Wow, this sort of article is exactly what I was looking for! And here it is! A personal story of what it is like to be a traveller using a wheelchair in Beijing. As long as I have a reasonably accessible hotel, I’ll be fine. And, if I go into it with out a big agenda of seeing-many-tourist-things, that will also make it way more fun. I would probably try to go to the Summer Palace, but aside from that, will just go to the conference, and write, and talk with people, and I’m sure it will be fantastic. Thanks for the writeup, Rosemary!

Now, to write to everyone I know who might know interesting Chinese bloggers, or poetry translators, or science fiction writers… I met some really nice guys at the last translation conference. Ideally, I would find some poets and bloggers and translators! It’s short notice, but through ALTA I am sure I can get some introductions… The other thing that occurs to me is that there are likely to be plenty of south american music industry people at this conference and it might be interesting to talk with them and to get their info since I could blog about their artists if they have an interesting online presence.

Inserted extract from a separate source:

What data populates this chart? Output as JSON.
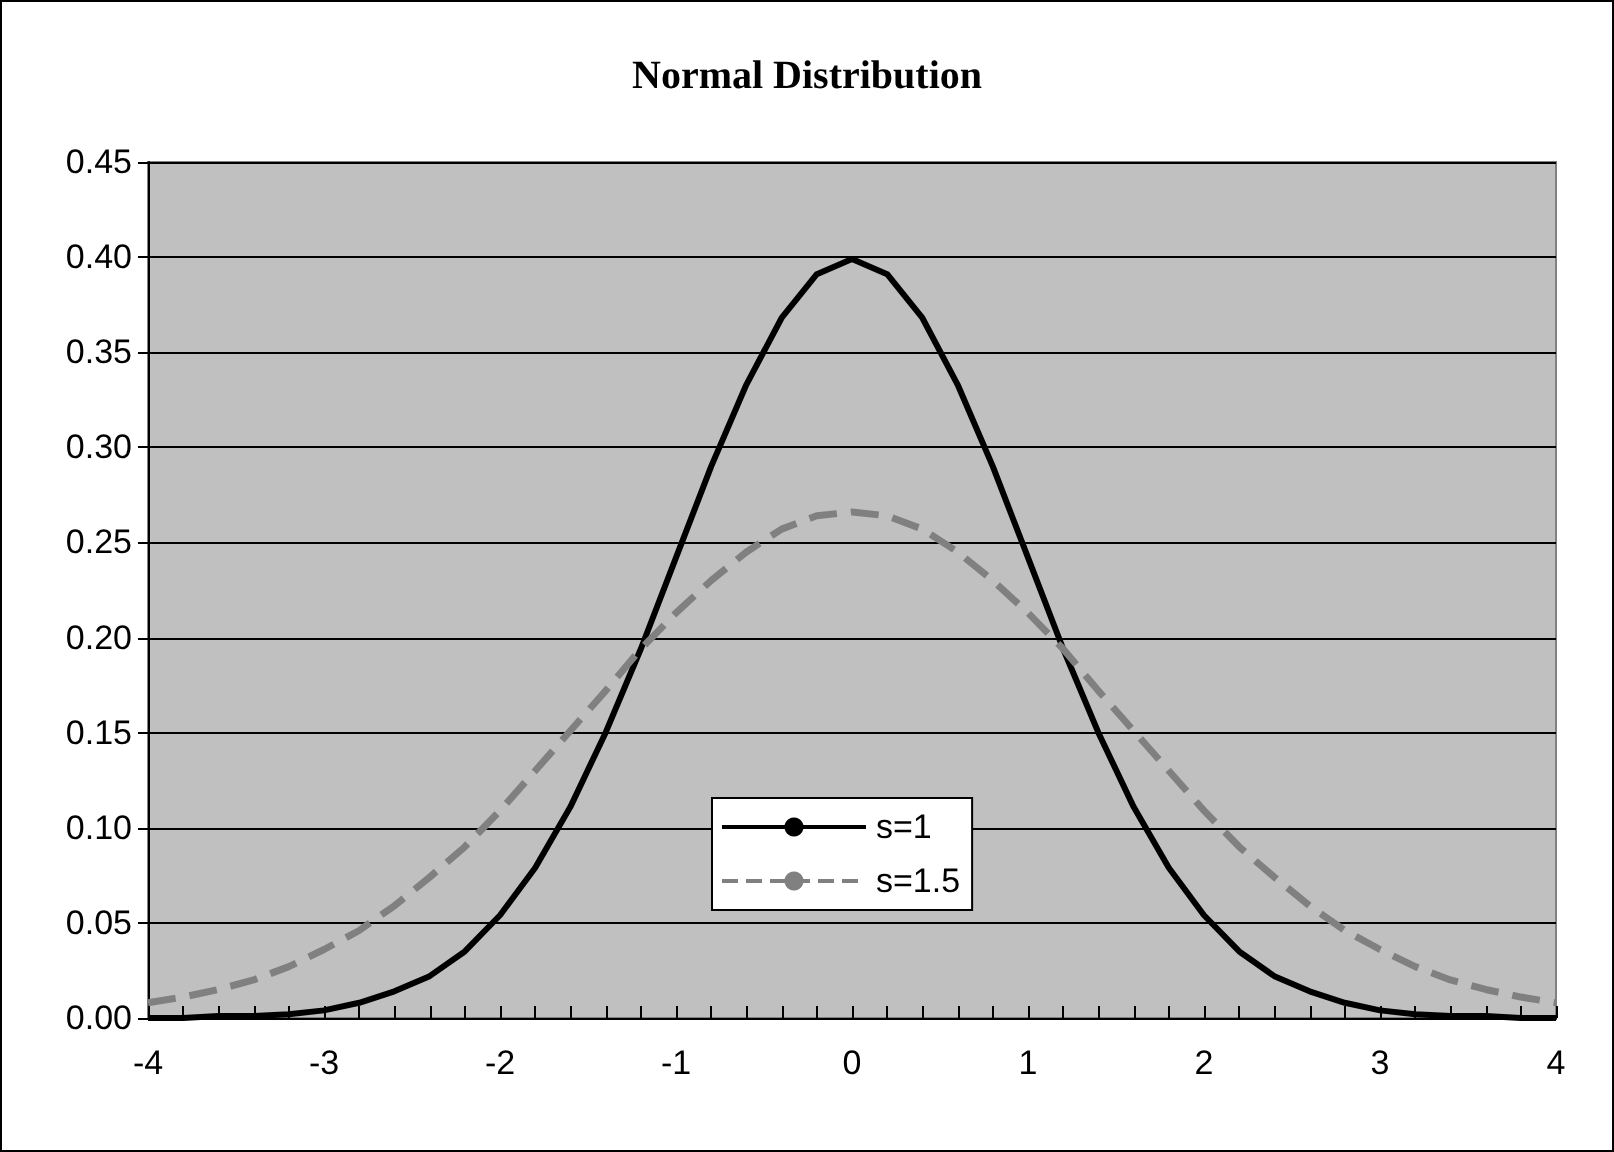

The advice about what kind of taxis have room for a folding wheelchair is perfect. This is far too pessimistic… I can handle uneven sidewalks, and just take taxis instead of trains, or mostly plan to not go a lot of places that need taxis. But, I am also pretty sure that this is too optimistic and that I will encounter the same sorts of things I normally do here, and that Rosemary mentions, i.e. buildings that are, in theory, accessible, but that in practice, have a lot of barriers like locked wheelchair lifts and no one who knows where they keep the key! So, I have low expectations, and anything that works out will be a bonus.

I see that Beijing is hosting the Paralympics, so, it occurs to me that I could get some sort of quick consultant work doing a report on accessibility for particular areas or destinations. Or I might pitch an article to disability sites or magazines on the experience, since there will be a lot of travellers with disabilities going to Beijing for the Paralympics.

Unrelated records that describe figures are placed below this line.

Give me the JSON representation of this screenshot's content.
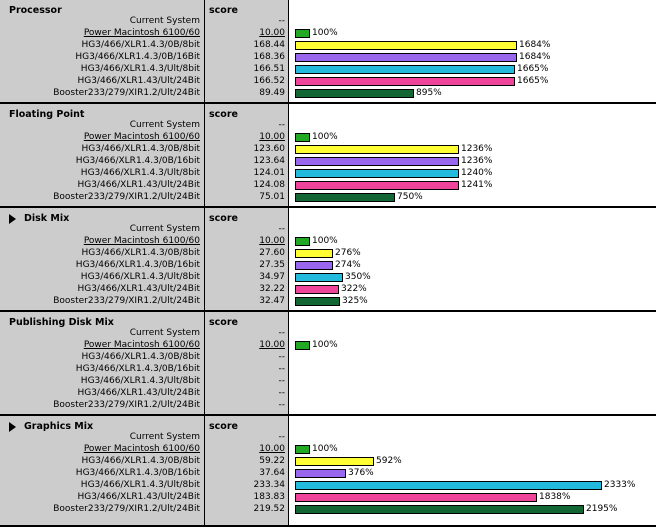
{
  "columns": {
    "score_header": "score"
  },
  "colors": {
    "baseline": "#22a822",
    "XLR1.4.3/0B/8bit": "#ffff33",
    "XLR1.4.3/0B/16bit": "#9966ee",
    "XLR1.4.3/Ult/8bit": "#22bbdd",
    "XLR1.43/Ult/24Bit": "#ee4499",
    "Booster": "#116633"
  },
  "sections": [
    {
      "title": "Processor",
      "has_triangle": false,
      "rows": [
        {
          "label": "Current System",
          "score": "--",
          "pct": null,
          "color": null,
          "underline": false
        },
        {
          "label": "Power Macintosh 6100/60",
          "score": "10.00",
          "pct": "100%",
          "value": 100,
          "color": "#22a822",
          "underline": true
        },
        {
          "label": "HG3/466/XLR1.4.3/0B/8bit",
          "score": "168.44",
          "pct": "1684%",
          "value": 1684,
          "color": "#ffff33",
          "underline": false
        },
        {
          "label": "HG3/466/XLR1.4.3/0B/16Bit",
          "score": "168.36",
          "pct": "1684%",
          "value": 1684,
          "color": "#9966ee",
          "underline": false
        },
        {
          "label": "HG3/466/XLR1.4.3/Ult/8bit",
          "score": "166.51",
          "pct": "1665%",
          "value": 1665,
          "color": "#22bbdd",
          "underline": false
        },
        {
          "label": "HG3/466/XLR1.43/Ult/24Bit",
          "score": "166.52",
          "pct": "1665%",
          "value": 1665,
          "color": "#ee4499",
          "underline": false
        },
        {
          "label": "Booster233/279/XIR1.2/Ult/24Bit",
          "score": "89.49",
          "pct": "895%",
          "value": 895,
          "color": "#116633",
          "underline": false
        }
      ]
    },
    {
      "title": "Floating Point",
      "has_triangle": false,
      "rows": [
        {
          "label": "Current System",
          "score": "--",
          "pct": null,
          "color": null,
          "underline": false
        },
        {
          "label": "Power Macintosh 6100/60",
          "score": "10.00",
          "pct": "100%",
          "value": 100,
          "color": "#22a822",
          "underline": true
        },
        {
          "label": "HG3/466/XLR1.4.3/0B/8bit",
          "score": "123.60",
          "pct": "1236%",
          "value": 1236,
          "color": "#ffff33",
          "underline": false
        },
        {
          "label": "HG3/466/XLR1.4.3/0B/16bit",
          "score": "123.64",
          "pct": "1236%",
          "value": 1236,
          "color": "#9966ee",
          "underline": false
        },
        {
          "label": "HG3/466/XLR1.4.3/Ult/8bit",
          "score": "124.01",
          "pct": "1240%",
          "value": 1240,
          "color": "#22bbdd",
          "underline": false
        },
        {
          "label": "HG3/466/XLR1.43/Ult/24Bit",
          "score": "124.08",
          "pct": "1241%",
          "value": 1241,
          "color": "#ee4499",
          "underline": false
        },
        {
          "label": "Booster233/279/XIR1.2/Ult/24Bit",
          "score": "75.01",
          "pct": "750%",
          "value": 750,
          "color": "#116633",
          "underline": false
        }
      ]
    },
    {
      "title": "Disk Mix",
      "has_triangle": true,
      "rows": [
        {
          "label": "Current System",
          "score": "--",
          "pct": null,
          "color": null,
          "underline": false
        },
        {
          "label": "Power Macintosh 6100/60",
          "score": "10.00",
          "pct": "100%",
          "value": 100,
          "color": "#22a822",
          "underline": true
        },
        {
          "label": "HG3/466/XLR1.4.3/0B/8bit",
          "score": "27.60",
          "pct": "276%",
          "value": 276,
          "color": "#ffff33",
          "underline": false
        },
        {
          "label": "HG3/466/XLR1.4.3/0B/16bit",
          "score": "27.35",
          "pct": "274%",
          "value": 274,
          "color": "#9966ee",
          "underline": false
        },
        {
          "label": "HG3/466/XLR1.4.3/Ult/8bit",
          "score": "34.97",
          "pct": "350%",
          "value": 350,
          "color": "#22bbdd",
          "underline": false
        },
        {
          "label": "HG3/466/XLR1.43/Ult/24Bit",
          "score": "32.22",
          "pct": "322%",
          "value": 322,
          "color": "#ee4499",
          "underline": false
        },
        {
          "label": "Booster233/279/XIR1.2/Ult/24Bit",
          "score": "32.47",
          "pct": "325%",
          "value": 325,
          "color": "#116633",
          "underline": false
        }
      ]
    },
    {
      "title": "Publishing Disk Mix",
      "has_triangle": false,
      "rows": [
        {
          "label": "Current System",
          "score": "--",
          "pct": null,
          "color": null,
          "underline": false
        },
        {
          "label": "Power Macintosh 6100/60",
          "score": "10.00",
          "pct": "100%",
          "value": 100,
          "color": "#22a822",
          "underline": true
        },
        {
          "label": "HG3/466/XLR1.4.3/0B/8bit",
          "score": "--",
          "pct": null,
          "color": null,
          "underline": false
        },
        {
          "label": "HG3/466/XLR1.4.3/0B/16bit",
          "score": "--",
          "pct": null,
          "color": null,
          "underline": false
        },
        {
          "label": "HG3/466/XLR1.4.3/Ult/8bit",
          "score": "--",
          "pct": null,
          "color": null,
          "underline": false
        },
        {
          "label": "HG3/466/XLR1.43/Ult/24Bit",
          "score": "--",
          "pct": null,
          "color": null,
          "underline": false
        },
        {
          "label": "Booster233/279/XIR1.2/Ult/24Bit",
          "score": "--",
          "pct": null,
          "color": null,
          "underline": false
        }
      ]
    },
    {
      "title": "Graphics Mix",
      "has_triangle": true,
      "rows": [
        {
          "label": "Current System",
          "score": "--",
          "pct": null,
          "color": null,
          "underline": false
        },
        {
          "label": "Power Macintosh 6100/60",
          "score": "10.00",
          "pct": "100%",
          "value": 100,
          "color": "#22a822",
          "underline": true
        },
        {
          "label": "HG3/466/XLR1.4.3/0B/8bit",
          "score": "59.22",
          "pct": "592%",
          "value": 592,
          "color": "#ffff33",
          "underline": false
        },
        {
          "label": "HG3/466/XLR1.4.3/0B/16bit",
          "score": "37.64",
          "pct": "376%",
          "value": 376,
          "color": "#9966ee",
          "underline": false
        },
        {
          "label": "HG3/466/XLR1.4.3/Ult/8bit",
          "score": "233.34",
          "pct": "2333%",
          "value": 2333,
          "color": "#22bbdd",
          "underline": false
        },
        {
          "label": "HG3/466/XLR1.43/Ult/24Bit",
          "score": "183.83",
          "pct": "1838%",
          "value": 1838,
          "color": "#ee4499",
          "underline": false
        },
        {
          "label": "Booster233/279/XIR1.2/Ult/24Bit",
          "score": "219.52",
          "pct": "2195%",
          "value": 2195,
          "color": "#116633",
          "underline": false
        }
      ]
    }
  ]
}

Likely the flight will semi-destroy me, but my plan is to take a ton of muscle relaxants for it and sleep as much as I can manage. And to plan for a day afterwards to just lie around on painkillers in the hotel, if I need to. I would like to *not* come back with my leg and back worse off than before, but even if I do, I’m sure it will be okay and I will arrange it so that my being more crippled will not all fall on Rook…

Okay, I’m off to do more homework on this!